Subject: Good for the blood according to Grandma

I remember, also, getting a tablespoon of red wine and sugar after every meal (at my grandmother's)...starting at the age of 5. According to her it was good for the blood.


Entered at Wed Nov 1 11:46:05 CET 2017 from (203.160.29.183)

Posted by:

Fred

Subject: Mixing 7 UP & Red WIne

Peter V: Were your grandmothers all from Italy?!? Anyone growing up in North America, with a grandmother who had immigrated from Italy, knows that concoction from their childhood. It was the gateway drink to a lifetime of imbibing wine.  


Entered at Wed Nov 1 10:26:02 CET 2017 from (82.69.47.175)

Posted by:

Peter V

We are in the days when RED WINE was what it said on the bottle. None of this merlot and cabernet, let alone Beaujolais or Chateuneuf du Pape.

Did you ever burn corks in the candle flame then use them to draw on the labels? Don Cortez being a good one.

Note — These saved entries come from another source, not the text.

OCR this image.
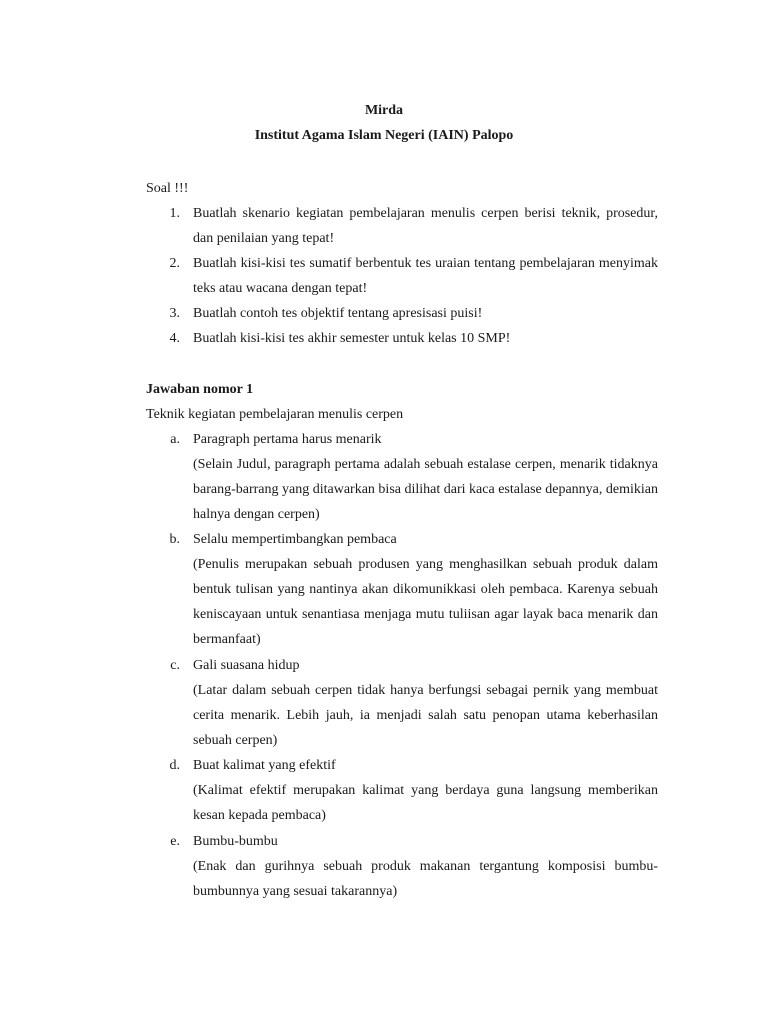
Mirda
Institut Agama Islam Negeri (IAIN) Palopo
Soal !!!
1. Buatlah skenario kegiatan pembelajaran menulis cerpen berisi teknik, prosedur, dan penilaian yang tepat!
2. Buatlah kisi-kisi tes sumatif berbentuk tes uraian tentang pembelajaran menyimak teks atau wacana dengan tepat!
3. Buatlah contoh tes objektif tentang apresisasi puisi!
4. Buatlah kisi-kisi tes akhir semester untuk kelas 10 SMP!
Jawaban nomor 1
Teknik kegiatan pembelajaran menulis cerpen
a. Paragraph pertama harus menarik
(Selain Judul, paragraph pertama adalah sebuah estalase cerpen, menarik tidaknya barang-barrang yang ditawarkan bisa dilihat dari kaca estalase depannya, demikian halnya dengan cerpen)
b. Selalu mempertimbangkan pembaca
(Penulis merupakan sebuah produsen yang menghasilkan sebuah produk dalam bentuk tulisan yang nantinya akan dikomunikkasi oleh pembaca. Karenya sebuah keniscayaan untuk senantiasa menjaga mutu tuliisan agar layak baca menarik dan bermanfaat)
c. Gali suasana hidup
(Latar dalam sebuah cerpen tidak hanya berfungsi sebagai pernik yang membuat cerita menarik. Lebih jauh, ia menjadi salah satu penopan utama keberhasilan sebuah cerpen)
d. Buat kalimat yang efektif
(Kalimat efektif merupakan kalimat yang berdaya guna langsung memberikan kesan kepada pembaca)
e. Bumbu-bumbu
(Enak dan gurihnya sebuah produk makanan tergantung komposisi bumbu-bumbunnya yang sesuai takarannya)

Just in case the North Americans imagine we were mixing still lemonade with lemon juice and bits of lemon with Lambrusco, I should explain that in Britain “lemonade” is Seven-Up or Sprite. In the 60s it would have been Corona in large bottles, then later R. Whites.

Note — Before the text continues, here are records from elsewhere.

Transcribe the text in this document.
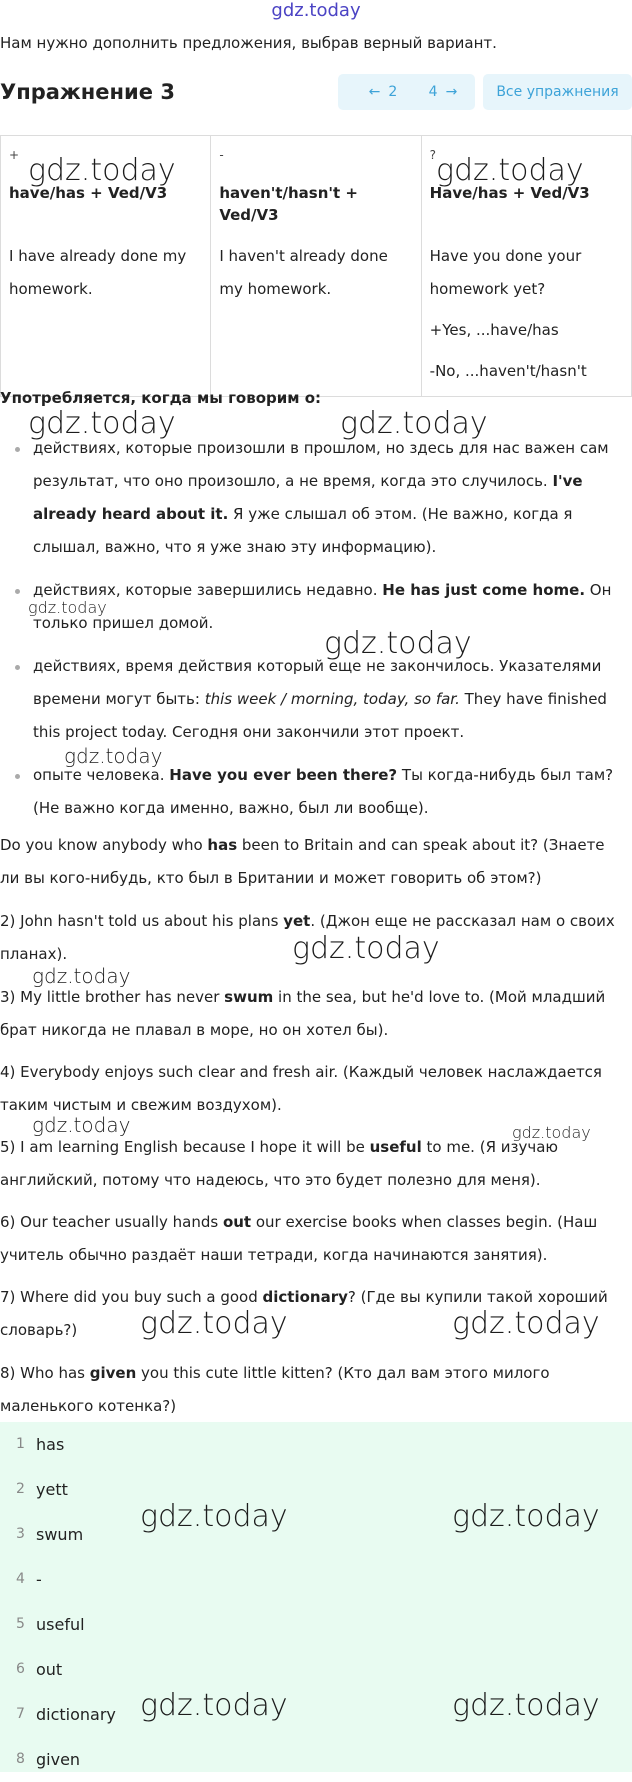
gdz.today
Нам нужно дополнить предложения, выбрав верный вариант.
Упражнение 3	← 2 4 →	Все упражнения
+	-	?
have/has + Ved/V3	haven't/hasn't + Ved/V3	Have/has + Ved/V3

I have already done my homework.	I haven't already done my homework.	Have you done your homework yet?
+Yes, ...have/has
-No, ...haven't/hasn't
Употребляется, когда мы говорим о:
действиях, которые произошли в прошлом, но здесь для нас важен сам результат, что оно произошло, а не время, когда это случилось. I've already heard about it. Я уже слышал об этом. (Не важно, когда я слышал, важно, что я уже знаю эту информацию).
действиях, которые завершились недавно. He has just come home. Он только пришел домой.
действиях, время действия который еще не закончилось. Указателями времени могут быть: this week / morning, today, so far. They have finished this project today. Сегодня они закончили этот проект.
опыте человека. Have you ever been there? Ты когда-нибудь был там? (Не важно когда именно, важно, был ли вообще).
Do you know anybody who has been to Britain and can speak about it? (Знаете ли вы кого-нибудь, кто был в Британии и может говорить об этом?)
2) John hasn't told us about his plans yet. (Джон еще не рассказал нам о своих планах).
3) My little brother has never swum in the sea, but he'd love to. (Мой младший брат никогда не плавал в море, но он хотел бы).
4) Everybody enjoys such clear and fresh air. (Каждый человек наслаждается таким чистым и свежим воздухом).
5) I am learning English because I hope it will be useful to me. (Я изучаю английский, потому что надеюсь, что это будет полезно для меня).
6) Our teacher usually hands out our exercise books when classes begin. (Наш учитель обычно раздаёт наши тетради, когда начинаются занятия).
7) Where did you buy such a good dictionary? (Где вы купили такой хороший словарь?)
8) Who has given you this cute little kitten? (Кто дал вам этого милого маленького котенка?)
1 has
2 yett
3 swum
4 -
5 useful
6 out
7 dictionary
8 given
gdz.today	gdz.today
gdz.today	gdz.today
gdz.today
gdz.today
gdz.today
gdz.today
gdz.today
gdz.today	gdz.today
gdz.today	gdz.today
gdz.today	gdz.today
gdz.today	gdz.today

Entered at Wed Nov 1 10:16:19 CET 2017 from (86.166.233.45)

Posted by:

Dunc

Location: Scotland

You missed Don Cortez, guys - the wine bottles with the faces on them.


Entered at Wed Nov 1 05:17:47 CET 2017 from (203.160.29.183)

Posted by:

Fred

Subject: Those crazy Brits...

Jeff: I think they were too busy with putting candles in empty wine bottles and mixing Lambrusco with lemonade. ; )


Entered at Wed Nov 1 01:37:14 CET 2017 from (67.80.30.144)

Posted by:

Jeff A.

Didn't you British guys take drugs? Window pane, smoke hash and weed, tuminols, mushrooms, etc etc?


Entered at Wed Nov 1 00:40:39 CET 2017 from (82.69.47.175)

Posted by:

Peter V

Lambrusco was another you could drink in vast quantity. Cheap, not very alcoholic. When we were doing theatre shows for EFL students every week, three of the cast drank Old England Sherry, blended in the UK from Cyprus sherry. That was incredibly strong. I stuck with the Parafino.


Entered at Wed Nov 1 00:21:12 CET 2017 from (86.156.250.41)

Posted by:

Al Edge

Subject: Days of Wine and Rose

Hey Pete - remember when Lambrusco became all the rage. It wass pretty cheap I recall and we used to flued it down like lemonade LOL. can't recall exactly when it was but I guess it was early '70's in the next wave after Mateus Rose, Liebfraumilch etc

:-0)


Entered at Wed Nov 1 00:00:37 CET 2017 from (82.69.47.175)

Posted by:

Peter V

Mateus soon lost out to Blue Nun as the favourite rock tipple. We couldn't afford Blue Nun, so subsisted on Lutomer Yugoslav Reisling at half the price. For red it was Hungarian Bulls Blood if flush with cash, or Hungarian Carafino Red if not. Generally known as Parafino, it came in rose and white too. We loved the Chianti served in open carafes at the first pizzeria in town about 1969. A few years later a more discerning friend from out of town pointed out that it had the very distinctive mineral taste of Bournemouth tap water. He reckoned it was at least 25% tap water. Well, we had to make it up with quantity and it was sold in litres.